Deed vs. title: What’s the difference? Most people use these real estate terms interchangeably, but there’s a significant difference between the two—a distinction that’s important for owners and for buyers ready to purchase a home. So before you sign up for a mortgage, let’s look at what distinguishes deed from title.
Deed Vs. Title: The Difference Between These 2 Real Estate Terms
“A deed is a legal document used to confirm or convey the ownership rights to a property,” explains Anne Rizzo of Amrock, the title clearance company. “A deed or property deed must be a physical document signed by both the buyer and the grantor or seller.”
Title, however, is the legal way of saying you have property ownership. The title (or property title) is not a document, but a concept that says you have the rights to use that property.

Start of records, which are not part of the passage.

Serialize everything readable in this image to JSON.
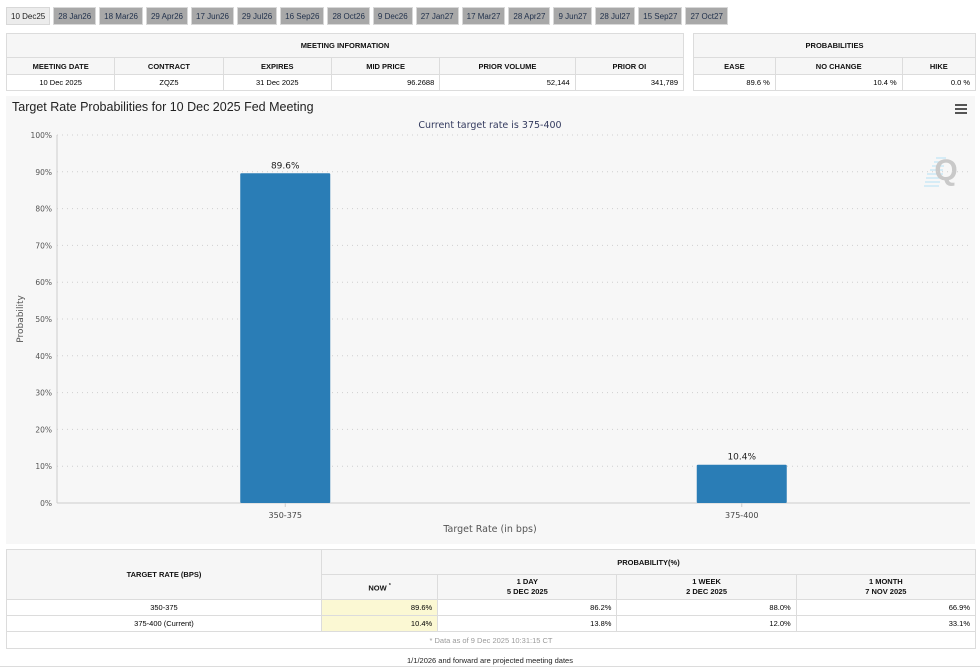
{
  "tabs": [
    {
      "label": "10 Dec25",
      "active": true
    },
    {
      "label": "28 Jan26"
    },
    {
      "label": "18 Mar26"
    },
    {
      "label": "29 Apr26"
    },
    {
      "label": "17 Jun26"
    },
    {
      "label": "29 Jul26"
    },
    {
      "label": "16 Sep26"
    },
    {
      "label": "28 Oct26"
    },
    {
      "label": "9 Dec26"
    },
    {
      "label": "27 Jan27"
    },
    {
      "label": "17 Mar27"
    },
    {
      "label": "28 Apr27"
    },
    {
      "label": "9 Jun27"
    },
    {
      "label": "28 Jul27"
    },
    {
      "label": "15 Sep27"
    },
    {
      "label": "27 Oct27"
    }
  ],
  "meeting_info": {
    "title": "MEETING INFORMATION",
    "headers": [
      "MEETING DATE",
      "CONTRACT",
      "EXPIRES",
      "MID PRICE",
      "PRIOR VOLUME",
      "PRIOR OI"
    ],
    "row": [
      "10 Dec 2025",
      "ZQZ5",
      "31 Dec 2025",
      "96.2688",
      "52,144",
      "341,789"
    ]
  },
  "probabilities": {
    "title": "PROBABILITIES",
    "headers": [
      "EASE",
      "NO CHANGE",
      "HIKE"
    ],
    "row": [
      "89.6 %",
      "10.4 %",
      "0.0 %"
    ]
  },
  "chart": {
    "menu_icon": "hamburger-menu-icon",
    "logo": "Q"
  },
  "chart_data": {
    "type": "bar",
    "title": "Target Rate Probabilities for 10 Dec 2025 Fed Meeting",
    "subtitle": "Current target rate is 375-400",
    "xlabel": "Target Rate (in bps)",
    "ylabel": "Probability",
    "categories": [
      "350-375",
      "375-400"
    ],
    "values": [
      89.6,
      10.4
    ],
    "data_labels": [
      "89.6%",
      "10.4%"
    ],
    "ylim": [
      0,
      100
    ],
    "yticks": [
      0,
      10,
      20,
      30,
      40,
      50,
      60,
      70,
      80,
      90,
      100
    ],
    "ytick_labels": [
      "0%",
      "10%",
      "20%",
      "30%",
      "40%",
      "50%",
      "60%",
      "70%",
      "80%",
      "90%",
      "100%"
    ],
    "grid": true,
    "bar_color": "#2a7db6"
  },
  "history": {
    "rate_header": "TARGET RATE (BPS)",
    "prob_header": "PROBABILITY(%)",
    "columns": [
      {
        "line1": "NOW",
        "sup": "*",
        "line2": ""
      },
      {
        "line1": "1 DAY",
        "line2": "5 DEC 2025"
      },
      {
        "line1": "1 WEEK",
        "line2": "2 DEC 2025"
      },
      {
        "line1": "1 MONTH",
        "line2": "7 NOV 2025"
      }
    ],
    "rows": [
      {
        "rate": "350-375",
        "values": [
          "89.6%",
          "86.2%",
          "88.0%",
          "66.9%"
        ]
      },
      {
        "rate": "375-400 (Current)",
        "values": [
          "10.4%",
          "13.8%",
          "12.0%",
          "33.1%"
        ]
      }
    ],
    "note": "* Data as of 9 Dec 2025 10:31:15 CT"
  },
  "footer": "1/1/2026 and forward are projected meeting dates"
}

So when you buy a property, you will receive the deed, a document that proves you have ownership. That deed is an official document that says you have title to the real estate.

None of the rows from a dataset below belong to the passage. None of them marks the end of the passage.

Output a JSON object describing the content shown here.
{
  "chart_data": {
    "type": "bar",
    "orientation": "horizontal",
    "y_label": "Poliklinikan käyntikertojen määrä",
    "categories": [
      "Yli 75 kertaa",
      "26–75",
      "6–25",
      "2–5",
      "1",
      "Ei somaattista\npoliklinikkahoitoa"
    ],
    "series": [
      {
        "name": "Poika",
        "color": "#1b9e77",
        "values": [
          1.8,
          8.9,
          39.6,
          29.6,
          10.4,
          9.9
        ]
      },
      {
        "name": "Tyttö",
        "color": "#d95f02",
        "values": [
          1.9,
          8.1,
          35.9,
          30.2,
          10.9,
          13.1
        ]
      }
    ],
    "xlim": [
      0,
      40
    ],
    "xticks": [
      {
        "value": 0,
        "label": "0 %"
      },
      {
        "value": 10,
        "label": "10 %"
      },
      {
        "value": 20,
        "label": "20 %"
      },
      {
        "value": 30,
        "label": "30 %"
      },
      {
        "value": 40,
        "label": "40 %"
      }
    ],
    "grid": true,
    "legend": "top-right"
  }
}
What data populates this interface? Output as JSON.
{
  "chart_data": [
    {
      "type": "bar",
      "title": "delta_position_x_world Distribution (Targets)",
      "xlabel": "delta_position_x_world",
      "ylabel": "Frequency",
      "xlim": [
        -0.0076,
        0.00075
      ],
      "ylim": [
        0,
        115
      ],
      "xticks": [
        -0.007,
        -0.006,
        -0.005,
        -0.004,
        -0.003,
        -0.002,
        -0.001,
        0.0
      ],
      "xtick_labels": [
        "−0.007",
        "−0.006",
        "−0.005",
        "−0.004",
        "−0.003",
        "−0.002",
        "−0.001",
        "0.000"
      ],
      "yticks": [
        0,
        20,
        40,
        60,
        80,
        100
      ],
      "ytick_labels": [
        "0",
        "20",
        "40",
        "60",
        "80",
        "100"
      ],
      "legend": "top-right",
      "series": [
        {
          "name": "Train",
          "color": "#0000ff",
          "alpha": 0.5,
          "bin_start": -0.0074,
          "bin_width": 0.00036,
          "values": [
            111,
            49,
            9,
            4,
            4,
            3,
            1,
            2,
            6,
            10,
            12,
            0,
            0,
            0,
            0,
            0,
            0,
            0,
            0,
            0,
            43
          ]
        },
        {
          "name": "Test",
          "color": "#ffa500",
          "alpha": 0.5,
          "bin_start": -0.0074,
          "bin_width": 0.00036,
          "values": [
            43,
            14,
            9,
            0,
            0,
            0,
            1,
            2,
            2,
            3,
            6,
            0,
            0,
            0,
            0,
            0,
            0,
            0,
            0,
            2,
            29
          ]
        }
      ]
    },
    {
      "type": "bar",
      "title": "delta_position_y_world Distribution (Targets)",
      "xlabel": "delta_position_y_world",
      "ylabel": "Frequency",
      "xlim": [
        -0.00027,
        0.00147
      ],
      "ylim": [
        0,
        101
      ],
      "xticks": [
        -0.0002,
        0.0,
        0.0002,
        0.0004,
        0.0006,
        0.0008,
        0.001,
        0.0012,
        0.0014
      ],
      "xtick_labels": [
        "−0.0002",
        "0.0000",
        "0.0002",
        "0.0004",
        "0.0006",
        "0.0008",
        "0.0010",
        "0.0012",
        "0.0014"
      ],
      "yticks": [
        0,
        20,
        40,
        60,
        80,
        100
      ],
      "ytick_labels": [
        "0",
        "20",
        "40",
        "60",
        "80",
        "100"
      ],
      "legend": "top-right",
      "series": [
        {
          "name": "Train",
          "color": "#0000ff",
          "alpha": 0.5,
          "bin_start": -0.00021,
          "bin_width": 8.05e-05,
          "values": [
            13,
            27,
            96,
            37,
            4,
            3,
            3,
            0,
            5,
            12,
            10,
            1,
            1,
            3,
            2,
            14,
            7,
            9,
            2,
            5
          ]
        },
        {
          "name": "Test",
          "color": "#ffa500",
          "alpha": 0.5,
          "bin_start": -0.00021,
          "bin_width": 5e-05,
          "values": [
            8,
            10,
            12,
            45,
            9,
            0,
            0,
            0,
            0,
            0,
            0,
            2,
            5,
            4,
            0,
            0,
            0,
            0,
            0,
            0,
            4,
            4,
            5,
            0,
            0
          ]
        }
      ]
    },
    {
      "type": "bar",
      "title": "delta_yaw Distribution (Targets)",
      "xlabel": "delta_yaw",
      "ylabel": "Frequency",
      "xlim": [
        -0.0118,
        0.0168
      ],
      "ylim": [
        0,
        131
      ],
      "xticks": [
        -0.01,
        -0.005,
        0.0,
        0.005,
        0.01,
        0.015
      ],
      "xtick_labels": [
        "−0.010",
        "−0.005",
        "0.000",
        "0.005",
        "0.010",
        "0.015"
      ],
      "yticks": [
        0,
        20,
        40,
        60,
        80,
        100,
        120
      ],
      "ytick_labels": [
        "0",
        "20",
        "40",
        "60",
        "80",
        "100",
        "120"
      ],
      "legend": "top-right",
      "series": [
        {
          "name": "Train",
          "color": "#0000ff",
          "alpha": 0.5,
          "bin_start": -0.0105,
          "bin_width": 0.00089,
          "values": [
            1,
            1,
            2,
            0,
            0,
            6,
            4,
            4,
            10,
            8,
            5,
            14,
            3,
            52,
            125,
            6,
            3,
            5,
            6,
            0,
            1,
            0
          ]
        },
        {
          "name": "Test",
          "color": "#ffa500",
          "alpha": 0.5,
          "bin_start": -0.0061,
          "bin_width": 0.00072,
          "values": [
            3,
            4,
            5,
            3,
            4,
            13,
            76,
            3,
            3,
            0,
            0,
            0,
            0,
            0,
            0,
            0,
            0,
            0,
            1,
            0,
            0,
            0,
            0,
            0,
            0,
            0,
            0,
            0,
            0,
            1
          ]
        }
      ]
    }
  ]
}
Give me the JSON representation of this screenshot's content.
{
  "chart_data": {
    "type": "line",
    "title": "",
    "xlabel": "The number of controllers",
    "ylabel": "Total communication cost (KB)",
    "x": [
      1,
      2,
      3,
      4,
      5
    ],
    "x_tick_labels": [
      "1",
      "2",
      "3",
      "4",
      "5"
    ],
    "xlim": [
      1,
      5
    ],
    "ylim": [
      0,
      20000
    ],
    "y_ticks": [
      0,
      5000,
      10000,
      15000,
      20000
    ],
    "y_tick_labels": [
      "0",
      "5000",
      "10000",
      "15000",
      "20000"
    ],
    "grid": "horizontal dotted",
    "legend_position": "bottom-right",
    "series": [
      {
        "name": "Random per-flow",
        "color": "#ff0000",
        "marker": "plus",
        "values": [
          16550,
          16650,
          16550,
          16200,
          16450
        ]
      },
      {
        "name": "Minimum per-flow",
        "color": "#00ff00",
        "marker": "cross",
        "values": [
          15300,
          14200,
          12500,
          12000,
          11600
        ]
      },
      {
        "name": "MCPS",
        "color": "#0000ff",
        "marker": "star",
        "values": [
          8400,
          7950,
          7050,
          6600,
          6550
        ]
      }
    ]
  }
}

How To Get The Deed And Take Title Of A Property
To get the deed and “take title,” or legally own the property, your lender will perform a title search of the public record. This ensures that the grantor or seller has the legal right to transfer ownership of the property to you as owner, and that there are no liens, personal property disputes, or claim possessions against it.
If everything is clear, then at closing, the grantor or seller will transfer the title to you, and you have legal ownership of the real estate.

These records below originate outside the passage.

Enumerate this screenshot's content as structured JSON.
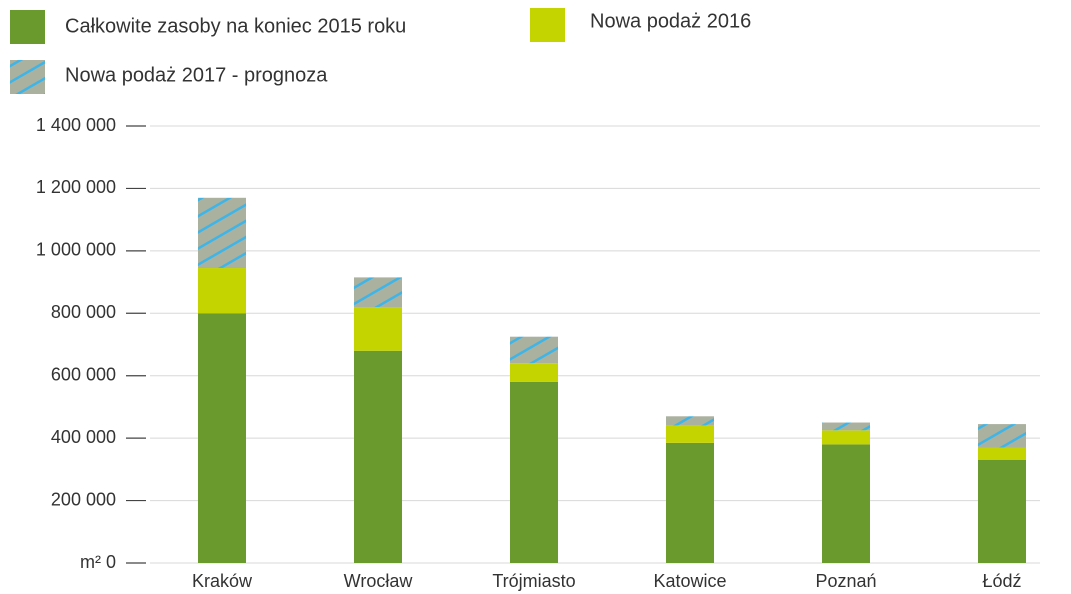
{
  "chart_data": {
    "type": "stacked_bar",
    "categories": [
      "Kraków",
      "Wrocław",
      "Trójmiasto",
      "Katowice",
      "Poznań",
      "Łódź"
    ],
    "series": [
      {
        "name": "Całkowite zasoby na koniec 2015 roku",
        "color": "#6a9a2e",
        "values": [
          800000,
          680000,
          580000,
          385000,
          380000,
          330000
        ]
      },
      {
        "name": "Nowa podaż 2016",
        "color": "#c4d400",
        "values": [
          145000,
          140000,
          60000,
          55000,
          45000,
          40000
        ]
      },
      {
        "name": "Nowa podaż 2017 - prognoza",
        "color": "#aab19f",
        "hatch": "#3db5e8",
        "values": [
          225000,
          95000,
          85000,
          30000,
          25000,
          75000
        ]
      }
    ],
    "ylim": [
      0,
      1400000
    ],
    "yticks": [
      {
        "value": 0,
        "label": "m² 0"
      },
      {
        "value": 200000,
        "label": "200 000"
      },
      {
        "value": 400000,
        "label": "400 000"
      },
      {
        "value": 600000,
        "label": "600 000"
      },
      {
        "value": 800000,
        "label": "800 000"
      },
      {
        "value": 1000000,
        "label": "1 000 000"
      },
      {
        "value": 1200000,
        "label": "1 200 000"
      },
      {
        "value": 1400000,
        "label": "1 400 000"
      }
    ],
    "grid": true
  }
}
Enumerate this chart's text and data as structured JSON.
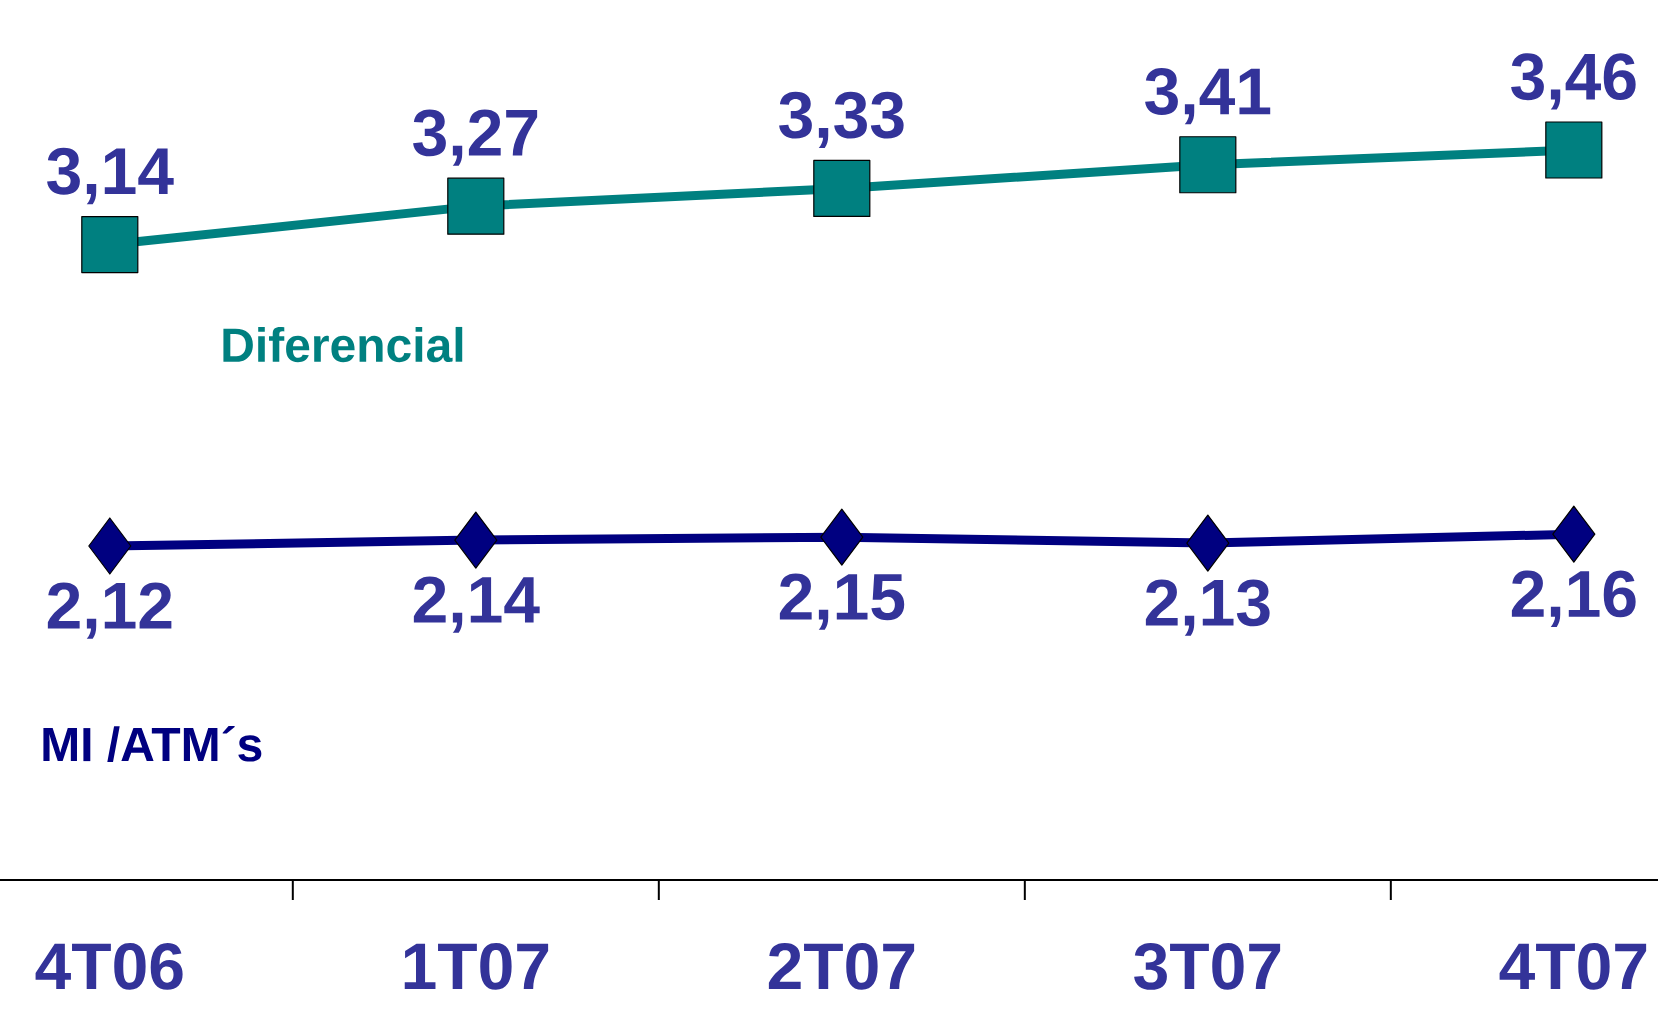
{
  "chart_data": {
    "type": "line",
    "categories": [
      "4T06",
      "1T07",
      "2T07",
      "3T07",
      "4T07"
    ],
    "series": [
      {
        "name": "Diferencial",
        "color": "#008080",
        "marker": "square",
        "values": [
          3.14,
          3.27,
          3.33,
          3.41,
          3.46
        ],
        "value_labels": [
          "3,14",
          "3,27",
          "3,33",
          "3,41",
          "3,46"
        ]
      },
      {
        "name": "MI /ATM´s",
        "color": "#000080",
        "marker": "diamond",
        "values": [
          2.12,
          2.14,
          2.15,
          2.13,
          2.16
        ],
        "value_labels": [
          "2,12",
          "2,14",
          "2,15",
          "2,13",
          "2,16"
        ]
      }
    ],
    "tick_labels": "x"
  }
}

The title or escrow company will then ensure that the deed is recorded with the county assessor’s office or courthouse, depending on where you live. You’ll generally get a notification a few weeks after closing that your deed has been recorded.
If you don’t, check with the professional who did your closing and ensure that the paperwork and other legal documents have been filed. At that point, you have the deed and title to the real estate, and the property is all yours.
What Is Title Insurance?
Even with all of the due diligence a title company does before a real estate closing, there are rare instances when title problems can pop up later (e.g., missed liens and other legal issues that can be very costly to resolve). To protect against any financial loss, two types of title insurance exist: owner’s title insurance and lender’s title insurance.
“Unlike other types of insurance that protect the policyholder from events that may happen in the future, an owner’s title policy protects the buyer from events that have happened in the past,” says Rizzo.
“That may jeopardize their financial interest, such as title defects from fraud or paperwork errors, issues with foreclosure, an unknown encumbrance, unpaid liens against the property, or claims that someone else (perhaps an heir) has possession, is the real, legal property owner.”
On the other hand, when you secure a mortgage, your lender or bank will require that you purchase lender’s title insurance to protect the lender’s real estate investment in case any title problems arise.
Lender’s title insurance essentially protects the lender’s interest in your property, which is typically until your mortgage is paid off.